Les esclavagistes sont représentés par les Démocrates tandis que le Parti républicain défend la bourgeoisie industrielle, et choisit Lincoln comme candidat. L’élection de celui-ci en novembre 1859 conduit les États du Sud à la sécession, décision intolérable pour la bourgeoisie du Nord.
Mais durant sa première phase, la guerre, ouverte en avril 1861, est menée par Lincoln dans le respect de la Constitution. Il combat d’abord contre la sécession, non pour mettre fin à l’esclavage. La guerre s’enlise, avec d’immenses pertes humaines. Et Lincoln recherche le compromis, ne proposant que des mesures partielles ou graduelles. Ainsi, la loi du 16 avril 1862 abolit l’esclavage dans la capitale fédérale et son État, mais en indemnisant les anciens propriétaires d’esclaves.

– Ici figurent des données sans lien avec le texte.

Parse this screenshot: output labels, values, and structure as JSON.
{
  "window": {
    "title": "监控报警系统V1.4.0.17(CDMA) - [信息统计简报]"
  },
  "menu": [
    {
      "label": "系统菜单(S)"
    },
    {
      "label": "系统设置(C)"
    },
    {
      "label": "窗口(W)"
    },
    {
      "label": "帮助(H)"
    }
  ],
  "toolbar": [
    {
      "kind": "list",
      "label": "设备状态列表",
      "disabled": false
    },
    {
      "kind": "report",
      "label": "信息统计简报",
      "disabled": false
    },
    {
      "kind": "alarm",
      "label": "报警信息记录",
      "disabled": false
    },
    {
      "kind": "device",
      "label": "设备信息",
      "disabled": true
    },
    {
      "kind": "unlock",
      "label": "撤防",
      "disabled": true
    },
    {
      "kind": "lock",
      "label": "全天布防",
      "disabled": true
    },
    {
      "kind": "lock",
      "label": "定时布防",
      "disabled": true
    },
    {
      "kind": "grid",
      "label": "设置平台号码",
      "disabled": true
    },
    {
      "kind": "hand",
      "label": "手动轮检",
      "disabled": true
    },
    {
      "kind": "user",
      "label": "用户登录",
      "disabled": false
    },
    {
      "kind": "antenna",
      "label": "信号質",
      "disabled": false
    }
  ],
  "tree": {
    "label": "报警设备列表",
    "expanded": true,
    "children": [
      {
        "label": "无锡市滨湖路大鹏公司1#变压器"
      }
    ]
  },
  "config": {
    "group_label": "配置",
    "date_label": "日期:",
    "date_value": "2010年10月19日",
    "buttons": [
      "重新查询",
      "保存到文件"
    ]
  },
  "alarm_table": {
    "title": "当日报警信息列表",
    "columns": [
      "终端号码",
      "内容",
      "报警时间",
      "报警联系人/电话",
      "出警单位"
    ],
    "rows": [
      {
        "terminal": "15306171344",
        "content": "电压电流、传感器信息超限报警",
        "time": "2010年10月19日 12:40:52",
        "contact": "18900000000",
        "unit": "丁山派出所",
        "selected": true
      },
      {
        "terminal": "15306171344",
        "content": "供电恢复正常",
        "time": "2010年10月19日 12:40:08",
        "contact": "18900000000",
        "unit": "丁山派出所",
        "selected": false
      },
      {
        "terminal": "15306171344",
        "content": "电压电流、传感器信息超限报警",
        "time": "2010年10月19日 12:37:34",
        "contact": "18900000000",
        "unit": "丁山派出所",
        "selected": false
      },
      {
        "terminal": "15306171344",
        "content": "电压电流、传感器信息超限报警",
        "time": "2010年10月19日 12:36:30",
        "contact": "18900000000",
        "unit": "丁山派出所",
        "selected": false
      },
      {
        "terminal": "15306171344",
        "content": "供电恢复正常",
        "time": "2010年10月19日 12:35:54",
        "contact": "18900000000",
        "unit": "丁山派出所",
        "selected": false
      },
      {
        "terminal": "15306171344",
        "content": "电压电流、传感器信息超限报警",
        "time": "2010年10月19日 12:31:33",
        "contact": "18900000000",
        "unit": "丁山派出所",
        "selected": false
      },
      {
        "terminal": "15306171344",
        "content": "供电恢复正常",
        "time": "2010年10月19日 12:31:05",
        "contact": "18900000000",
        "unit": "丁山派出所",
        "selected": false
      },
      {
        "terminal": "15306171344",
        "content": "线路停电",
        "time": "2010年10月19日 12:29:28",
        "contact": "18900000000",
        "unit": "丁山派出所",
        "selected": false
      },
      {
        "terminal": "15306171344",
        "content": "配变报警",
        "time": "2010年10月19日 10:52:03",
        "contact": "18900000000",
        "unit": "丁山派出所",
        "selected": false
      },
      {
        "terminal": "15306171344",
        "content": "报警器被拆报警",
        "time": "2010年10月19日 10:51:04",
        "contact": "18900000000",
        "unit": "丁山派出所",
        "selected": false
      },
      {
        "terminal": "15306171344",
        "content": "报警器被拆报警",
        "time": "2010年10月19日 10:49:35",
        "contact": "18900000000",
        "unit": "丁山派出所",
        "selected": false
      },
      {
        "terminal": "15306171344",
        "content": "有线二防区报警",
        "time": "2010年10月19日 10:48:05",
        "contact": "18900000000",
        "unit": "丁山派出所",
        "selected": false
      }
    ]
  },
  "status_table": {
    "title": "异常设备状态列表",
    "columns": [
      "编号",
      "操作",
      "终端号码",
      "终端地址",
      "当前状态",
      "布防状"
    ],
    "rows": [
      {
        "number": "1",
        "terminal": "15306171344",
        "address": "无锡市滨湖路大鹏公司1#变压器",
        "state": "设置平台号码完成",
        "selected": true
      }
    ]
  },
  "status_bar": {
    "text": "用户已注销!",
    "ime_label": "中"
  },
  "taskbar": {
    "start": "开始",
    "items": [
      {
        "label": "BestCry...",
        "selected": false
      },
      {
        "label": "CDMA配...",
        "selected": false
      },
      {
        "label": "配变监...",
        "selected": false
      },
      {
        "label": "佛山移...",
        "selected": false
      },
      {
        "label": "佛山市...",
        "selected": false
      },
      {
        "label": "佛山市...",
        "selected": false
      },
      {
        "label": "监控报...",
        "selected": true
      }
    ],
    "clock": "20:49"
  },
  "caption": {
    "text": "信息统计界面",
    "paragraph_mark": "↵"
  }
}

Le 30 juillet 1862, Engels s’inquiète auprès de Marx : « si le Nord ne prend pas tout de suite une orientation révolutionnaire, il va recevoir une raclée sans précédent ». Ce qu’entend Engels par « orientation révolutionnaire », c’est la décision de mettre fin à l’esclavage, sans délais, et sans indemnisation des propriétaires, ce qui constitue une mesure révolutionnaire bourgeoise.
Marx est plus optimiste : « À mon avis tout cela prendra un autre tour. Le Nord va se décider à faire sérieusement la guerre, va recourir à des moyens révolutionnaires (…) des guerres de ce genre doivent se mener de manière révolutionnaire alors que, jusqu’ici, les Yankees ont essayé de la mener selon des méthodes constitutionnelles ».
Dans un article début août, Engels et Marx prennent en compte les mesures partielles adoptées, ainsi que la populaire loi sur la terre, le homestead bill du 20 mai 1862, qui organise la distribution de terres aux colons. Et concluent : « Nous n’avons assisté jusqu’ici qu’au premier acte de la guerre civile : la conduite constitutionnelle de la guerre. Le second acte, révolutionnaire, est imminent ».
Une orientation révolutionnaire
Le pronostic se réalise. Le 22 septembre, Lincoln signe la Proclamation décrétant l’émancipation des esclaves dans les États sécessionnistes à compter du 1er janvier 1863. C’est la mesure révolutionnaire attendue. Le cours de la guerre en est bouleversé, au profit du Nord.
Pourtant, ce n’est pas une mesure d’abolition générale. Elle ne concerne que les esclaves des États qui persistent dans la Sécession. Elle ignore les 20% d’esclaves qui se trouvent dans les États esclavagistes qui sont restés dans l’Union avec le Nord. Mais la force de cette proclamation vient du fait qu’elle est une mesure de guerre rompant avec la constitution, qui pousse les esclaves à déserter en masses, et les Noirs à s’engager dans l’armée.
En novembre 1864, Lincoln est réélu. La Première Internationale qui vient d’être créée félicite « le peuple américain » pour cette réélection gagnée, selon elle, au cri de guerre « mort à l’esclavage ».
Certes, le XIIIè amendement à la constitution ne sera ratifié que le 18 janvier 1865. Mais c’est là une bataille constitutionnelle. Et l’essentiel a été joué à l’automne 1862. La Constitution ne peut qu’intégrer, tôt ou tard, ce qui s’est tranché par la guerre et la mobilisation des Noirs : l’esclavage est ainsi aboli. Mais ni la question du droit de vote pour les anciens esclaves, ni celle de leur droit à la terre ne sont réglées. Le combat de Noirs pour leurs droits élémentaires était loin d’être fini.